The Guardian has a great multimedia report on Haiti six months removed from the earthquake. From the introduction of this report, writer Peter Beaumont gives us this summary of what one might see in Haiti.
Six months after Haiti's earthquake, the smell of death has gone. For a while it was on every street corner, a powerful reminder of the estimated 222,570 Haitians who perished. The dozens of aftershocks have also slowly subsided over the months, in frequency and intensity. These days a kind of ordinary life is attempting to reassert itself alongside the ruins where people still dig for bodies or try to shift the mountains of debris. How many of the dead are still under the rubble is unclear. But even now the bodies, as dried out as mummies, are being extracted in ones and twos, attracting small crowds when they are found.
In Port-au-Prince women have returned to their old pitches to sell vegetables and jeans, chickens and car-phone chargers. Near the city centre, the yellow tiled floor of a demolished church has become a football pitch for the local boys. In the ruins of the capital's Catholic cathedral services now take place in the grounds.
Most of the 13,000 US troops who were dispatched to Haiti in the immediate aftermath of the disaster have gone, their mission ended on 1 June. The paratroopers from the 82nd Airborne, who helped keep order and guard food distributions, have returned to North Carolina. The hospital ships that provided medical treatment to thousands have gone back to their home ports. A few hundred soldiers remain involved in reconstruction projects or with helping to keep the docks that are Haiti's lifeline running.
The scores of aid agencies that were either based here before, or rushed to the scene of the catastrophe, are now in transition from emergency relief to more long-term projects supporting the population in everything from food to sanitation. There are big agencies like the UN and Médecins Sans Frontières, as well as church groups and tiny one-man bands. Cubans, Venezuelans and Israelis. Volunteers from Boston, London and Sydney. In the immediate aftermath the ranks of the International Medical Corps (IMC) were swollen by hundreds of volunteer nurses and doctors from across America, who came to work two-week long shifts to help Haiti's medical services cope with an estimated 300,000 injured. Now the IMC is scaling back its emergency effort to concentrate on the primary healthcare support it provided to Haiti's clinics before the earthquake occurred.
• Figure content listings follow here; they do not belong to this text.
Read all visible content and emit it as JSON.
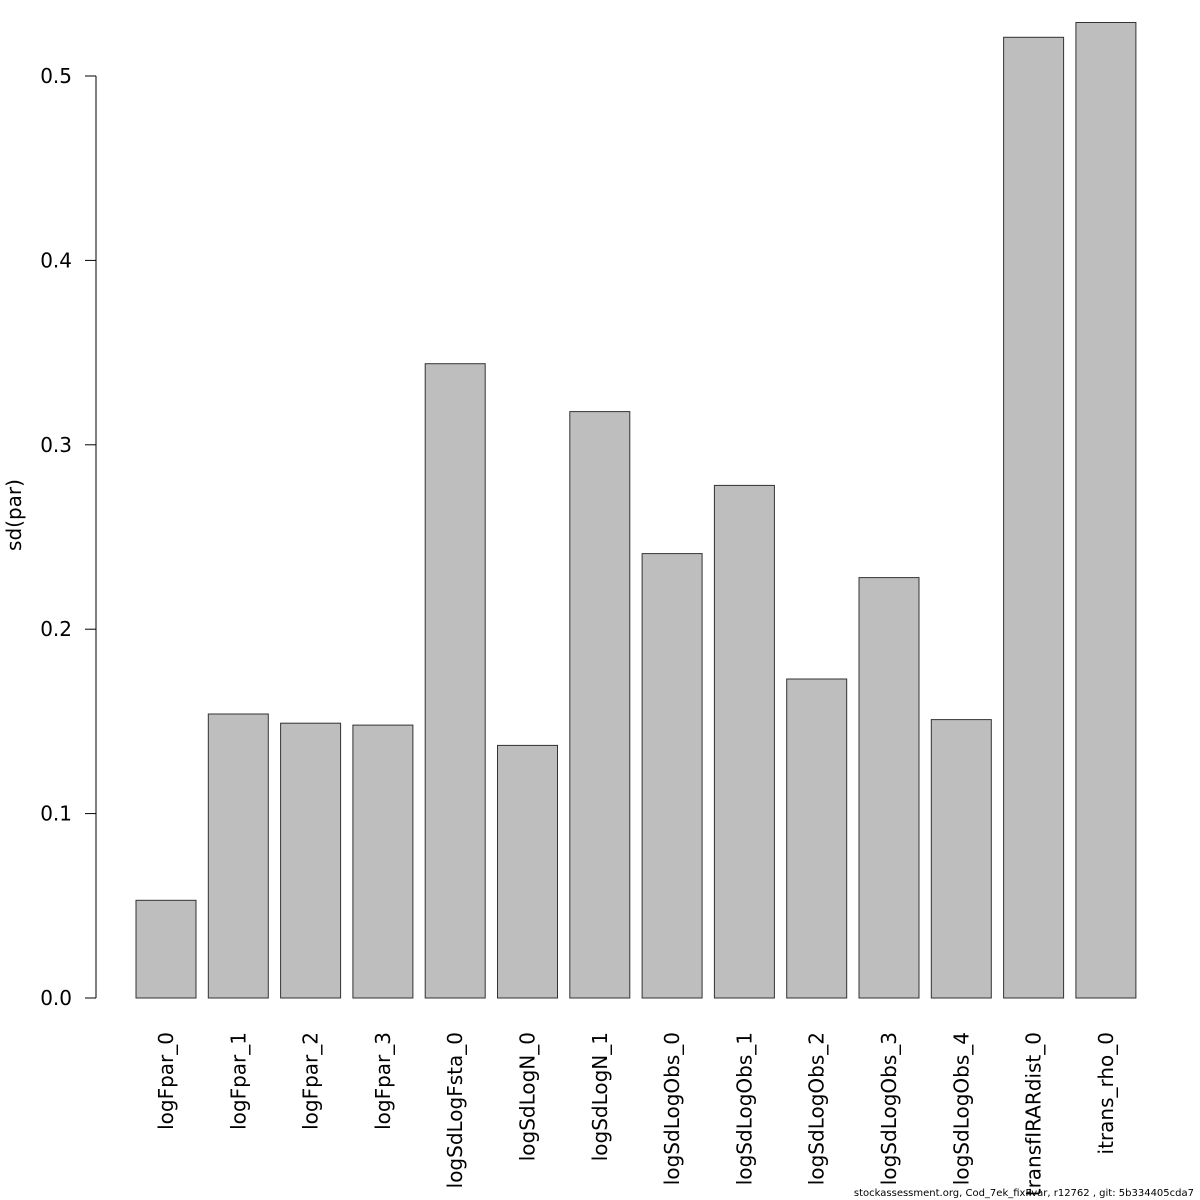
{
  "chart_data": {
    "type": "bar",
    "title": "",
    "xlabel": "",
    "ylabel": "sd(par)",
    "ylim": [
      0,
      0.53
    ],
    "yticks": [
      0.0,
      0.1,
      0.2,
      0.3,
      0.4,
      0.5
    ],
    "ytick_labels": [
      "0.0",
      "0.1",
      "0.2",
      "0.3",
      "0.4",
      "0.5"
    ],
    "grid": false,
    "legend": "none",
    "bar_color": "#bebebe",
    "categories": [
      "logFpar_0",
      "logFpar_1",
      "logFpar_2",
      "logFpar_3",
      "logSdLogFsta_0",
      "logSdLogN_0",
      "logSdLogN_1",
      "logSdLogObs_0",
      "logSdLogObs_1",
      "logSdLogObs_2",
      "logSdLogObs_3",
      "logSdLogObs_4",
      "transfIRARdist_0",
      "itrans_rho_0"
    ],
    "values": [
      0.053,
      0.154,
      0.149,
      0.148,
      0.344,
      0.137,
      0.318,
      0.241,
      0.278,
      0.173,
      0.228,
      0.151,
      0.521,
      0.529
    ]
  },
  "footnote": "stockassessment.org, Cod_7ek_fixFvar, r12762 , git: 5b334405cda7"
}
The camps for the 1.5 million who were displaced from 200,000 homes damaged by the disaster, have also been transformed. For most the nightmare of sleeping on the street is over. The simple shelters made from branches and bed-sheets have developed over the months into structures of scavenged wood that have filled up with plastic chairs and mattresses. Roads, alleys, whole neighbourhoods have been created. The new shanties occupy public spaces such as the Champ de Mars park in the centre of Port-au-Prince, close to the badly damaged Presidential Palace. They crowd in around the Neg Mawon, Albert Mangones's statue of the idealised slave-rebel of the liberation struggle. These new communities have proper latrines and market stalls at their fringes and, in the Champ de Mars, even a giant screen provided by the government on which to watch the World Cup. At night, under the lights, the residents listen to local music – racine and kompa – or American hip-hop, drink rum and play noisy games of dominoes. Some watch television inside their shelters.
My first visit to Port-au-Prince was a month after the earthquake, the first of three journeys made to follow the lives of ordinary people in the aftermath of disaster. On 12 January this year, at seven minutes to five in the afternoon, a new reality was carved out in the Americas' poorest nation. Even before the earthquake, three-quarters of this country lived on $2 a day or less. Unemployment and chronic underemployment stood at almost 70%. Haiti's economy was already in reverse; its growth falling in real terms from 3.4% in 2007 to minus 0.5% in the year before the catastrophe. Haiti had no state-supported healthcare: no food security other than that provided by international aid agencies. If the country was at zero on 11 January, it is at less-than-zero now.